そちらでも書きましたが”健康格差”についてもう少し考えてみました。

 

統計学とかビッグデータなんて言葉から始めると少し難しく感じられる方もいるかもしれませんが、近年そういった膨大な個別データを解析して社会的に新しい指針を読み取ろうとする作業が広く行われていることは何となくご存知でしょう。単純に商売目的のものから社会的意義を含んだものまで様々あり、それは日本も例外ではなく、こんな本もよく読まれているようです。

健康格差
「健康格差 あなたの寿命は社会が決める」

健康や命というものは非常に個人的なレベルで認知されがちで、このような広い範囲からグループ分けされると、どことなく他人事のように思えてしまう方もいらっしゃるようですが、全ての基準は個人から始まった数字ですので、むしろみなさん個人に最も近いお話であることは大切な視点です。

こちらの本の中では、”秋田県の男性が短命である理由”や”東京23区で短命な足立区が取り組むプロジェクト”などの具体例をもって「個人の寿命は社会によって決められる部分がある」という主張をされています。社会ということは私たち個人の集まりですので、個人でもそういった意識を持つことを啓蒙する意味合いも含んでいるといえますね。

世界的に言えば人類史上初めて人口の半分以上が都市部にするようになった現代、それはつまり人工的につくられた環境の中で暮らす人々が増加していることとなります。もちろん自然環境も過酷ではありますが、人工環境の弊害は分かり辛い分、手遅れになるまえに”調整”を求めようと試みているわけです。

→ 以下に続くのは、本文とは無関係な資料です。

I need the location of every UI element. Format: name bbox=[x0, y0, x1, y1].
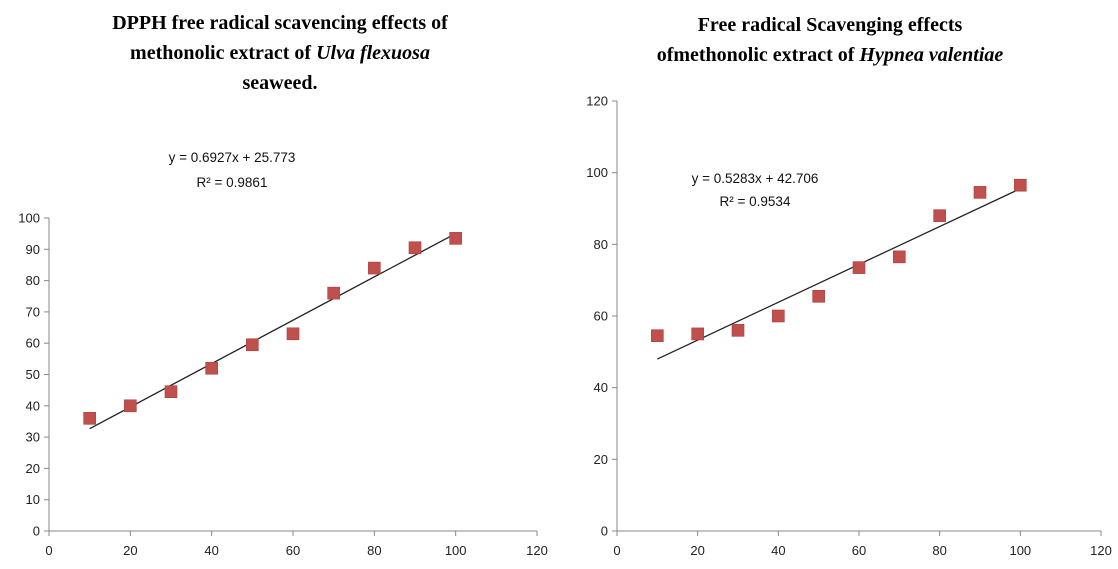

日本も随分前から「高齢化社会」と言われ、その傾向が今後ますます高まることは避けられない状況にあります。そこで国として”高齢者が増えるのは仕方ないから健康で自立できる状態を長く保ってもらう”という方針を社会構造的に進めようとしているようにも見えますね。それだけ改善されない”高齢化”が深刻であるということなのでしょう。ただ何だか国として言われると、先程も言ったように”他人事”のように聞こえる部分もありますし、ちょっと上から言われているようにもの感じてしまう方もいるような気がします。しかし、よくよく考えてみれば私たち個人に還ってくるお話ですので、住む場所の環境によって寿命が左右される事態はできるだけ避けたいもの。そして健やかな人生を長く過ごすためにも、実は既に結構たくさん発表されている、こういった情報には注意を向けていきたいですね。